Spooky, whose antics were seen by about 30 million visitors, was brought to the museum as a hatchling in 1951 and quickly became a major attraction. Officials said he died at the museum Wednesday.
'The museum has lost a very good friend. He certainly did more than his share of working here over 38 years. Spooky and the folks who acted as his interpreters did a fabulous job in teaching folks about owls. He is certainly a bird that is going to be missed,' Lewis Stevens, coordinator of the museum's Live Animal Center, said Friday.
Great horned owls normally live only 10 years in the wild. Spooky was known for sitting atop a lecturer's shoulder and turning his head 180 degrees while keeping his body motionless.

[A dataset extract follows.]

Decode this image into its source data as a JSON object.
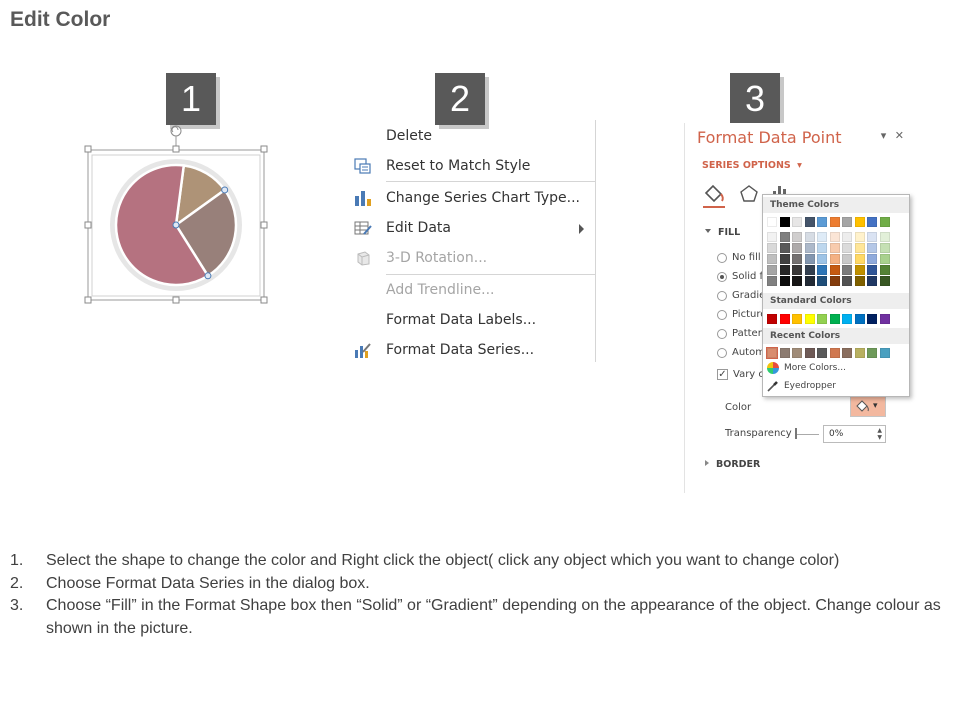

'He was a very noble bird,' Stevens said. 'In my 15 years of working with animals, on a scale of 1 to 10, he would rate a Number 10.'
The great horned owl is a powerful bird of prey. One born and raised in the wild could inflict serious damage on humans with its powerful bill and talons.
But Spooky was hand-reared after he was brought to the museum when he was three days old.
'The constant human attention that he got over the years is what made him a very tame animal. He liked to work with people,' Stevens said. 'It wasn't as much a matter of training Spooky as training people to work with Spooky. Chances of finding another owl with the same temperament are very slim.
Spooky, who had done more than 25,000 performances, was taken last week to Angell Memorial Hospital for a liver scan and was later returned to the museum.
I worked in the Museum of Science's live animal center as a volunteer in my teens. I got to work with Spooky and bring from the museum floor back to his habitat. He was a sweet owl who didn't mind being around a lot of children. He died my first year of college and it was a great tragedy, but working there and with him was one of the highlights of my life.
That's amazing! I never got to see him, but my brothers did. It must have been so special to get to work with him.